Sirach writes: “The fruit of a tree shows the care it has had; so too does one's speech disclose the bent of one's mind.” Jesus says: “Every tree is known by its own fruit... for from the fullness of the heart the mouth speaks.”

So, when people in anger use the name of Jesus Christ, what fruit is displayed? Mary at La Salette refers to this directly. Her people, her Christian people, in thus abusing the name of her Son, reveal an unchristian heart.

Someone might say, “I don’t mean anything by it.” But this only makes the behavior worse. How can we pronounce that name as if it meant nothing? Remember what St. Peter said to the Sanhedrin: “There is no salvation through anyone else, nor is there any other name under heaven given to the human race by which we are to be saved” (Acts 4:12). 

Looking at this from the opposite direction, there is God’s Word, in the Sacred Scriptures.
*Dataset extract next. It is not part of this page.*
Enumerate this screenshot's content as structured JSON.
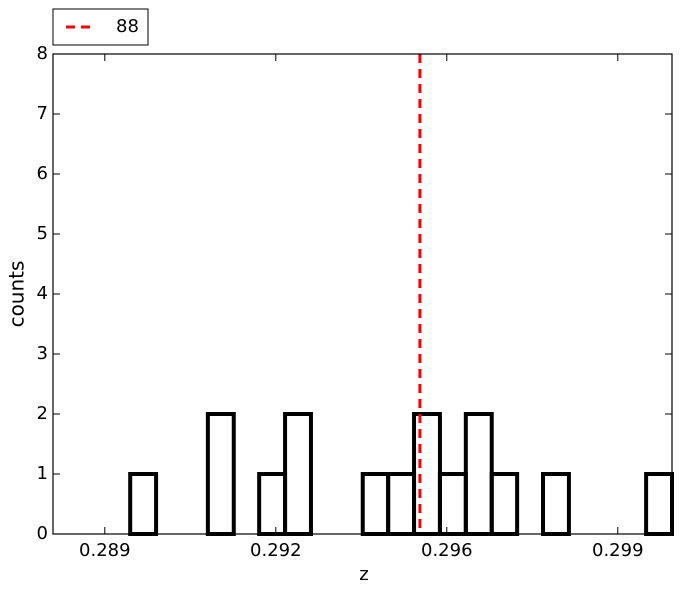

In the Gospels, the word “written” occurs about fifty times, invoking the authority of God’s Word to settle questions or prove a point, as St. Paul does when he writes, “Then the word that is written shall come about: Death is swallowed up in victory.”

The Beautiful Lady complains that her people show no interest in hearing the Word of God. “Only a few elderly women go to Mass.” What a far cry from Jesus’ words, “Blessed are those who hear the word of God and keep it” (Luke 11:28).

Most of us have to rely on translations to understand the Scriptures. At La Salette Mary switched to the local dialect when she saw that the children did not grasp what she was saying in French. This shows how important it was to her that they make her message known to all her people.

God’s all-important Word must be translated, too, not just into the many languages of the world, but into the one language that really matters—the language of our life.